What has been the response from taxpayers to all this? They now treat the deduction at source of Advance Tax as a cost and not as an adjustment. The reason for this is evident in the non-payment of refunds or inordinate delay in payment of refunds by the State which has become more acute with the passage of time.
And collection of revenue has no bearing with our bloated expenditure. Therefore, we always overstate revenue and understate the expenditure to show the fiscal deficit below 5 percent which is said to be a sustainable figure. And, at the end of the year, we opt to seek approval of supplementary grants. This is indeed the reality.
Once the fiscal deficit target is agreed with our lenders and the administrative or recurring cost of running the country estimated, a target for revenue collection is supposedly fixed instead of being estimated.
This target is distributed – by FBR – among various revenue heads and respective members distribute to their underlings. This methodology is unheard of in developed economies.
If, indeed there is no solution to this and we intend to continue doing it then revenue targets need to be on gross basis and not on net basis as it leads to corrupt and other unsavoury practices and also lies at the root of withholding of refunds of business.
In turn, it forces these companies to borrow – to keep themselves liquid to run their businesses and also adversely impacts tax collection. Top revenue officials are seen begging big taxpayers to pay advance tax prior to end-June in order to come close to their target and take an adjustment in July, ie, beginning of the next financial year. A shortfall in revenue is thus built into the system from its onset.
Economists, analysts and tax advisors have all kinds of short-, medium- and long-term solutions. But they are not the ones who have to meet the pay-roll and keep the businesses ticking. It is businesspeople who know better since they face this real problem head-on.
They are no angels either. They are forced to cut corners. They are perhaps the most generous as they give a far bigger share of their income to charities than any other class. That is why Pakistanis are considered as a charitable lot but the world regards them with low esteem when it comes to tax collection.
Therefore, our taxation system needs to be overhauled. People must see and feel that their taxes are working for them. And, improving the quality of their life. When people are forced to spend money to buy civic amenities such as clean drinking water and keep a private army of guards to protect themselves and their loved ones, they then question whether or not the state doing anything for them. Non-taxpayers need to feel shunned and see taxpayers are respected and not hounded.

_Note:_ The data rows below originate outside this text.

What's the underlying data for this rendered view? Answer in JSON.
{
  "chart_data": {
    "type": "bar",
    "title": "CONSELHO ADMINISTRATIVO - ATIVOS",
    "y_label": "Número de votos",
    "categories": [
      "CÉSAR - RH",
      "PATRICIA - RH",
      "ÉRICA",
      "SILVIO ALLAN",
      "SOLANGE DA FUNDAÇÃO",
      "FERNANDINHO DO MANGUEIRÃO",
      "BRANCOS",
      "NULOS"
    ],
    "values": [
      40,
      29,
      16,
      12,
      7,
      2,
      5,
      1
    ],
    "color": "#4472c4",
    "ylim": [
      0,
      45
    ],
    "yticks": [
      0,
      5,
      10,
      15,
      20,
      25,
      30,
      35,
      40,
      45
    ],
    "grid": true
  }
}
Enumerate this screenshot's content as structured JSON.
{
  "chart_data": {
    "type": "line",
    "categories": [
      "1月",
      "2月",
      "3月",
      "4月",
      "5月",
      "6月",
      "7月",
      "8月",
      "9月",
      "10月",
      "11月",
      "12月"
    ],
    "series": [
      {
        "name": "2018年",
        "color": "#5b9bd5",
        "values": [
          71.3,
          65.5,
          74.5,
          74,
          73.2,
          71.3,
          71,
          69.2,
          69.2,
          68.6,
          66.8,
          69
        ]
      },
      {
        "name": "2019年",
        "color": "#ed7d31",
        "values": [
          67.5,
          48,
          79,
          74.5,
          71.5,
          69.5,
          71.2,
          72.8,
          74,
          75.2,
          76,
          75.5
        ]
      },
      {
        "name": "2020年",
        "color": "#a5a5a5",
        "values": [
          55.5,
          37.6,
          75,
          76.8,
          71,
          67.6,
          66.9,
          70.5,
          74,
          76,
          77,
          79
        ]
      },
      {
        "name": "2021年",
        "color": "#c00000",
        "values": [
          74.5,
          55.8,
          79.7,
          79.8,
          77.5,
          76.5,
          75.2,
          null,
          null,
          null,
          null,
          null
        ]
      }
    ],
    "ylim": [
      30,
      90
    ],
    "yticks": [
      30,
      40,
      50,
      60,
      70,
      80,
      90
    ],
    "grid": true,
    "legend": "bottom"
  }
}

Only then will the non-taxpayer be incentivized to join the list of taxpayers. We need to keep the differentiation in rate for filer and non-filer. If the rate for non-filer is punitive, only then will it not be passed on. And, it would encourage a non-filer to become a filer.
According to the plea of retailers, it is not they do not want to pay taxes and willingly accept that they have been stealing tax by under reporting their turnover. “If all of a sudden their turnover goes up – they would end up attracting the revenue hound who would want a piece of meat for himself by subjecting them to all kinds of audit.
They would be hard pressed to justify their total expenses paid for by their hidden income. The Finance Minister needs to be cognizant of this challenge and needs to build their trust and bring them into the tax net gradually. He will also be required to keep his tax hounds away from them.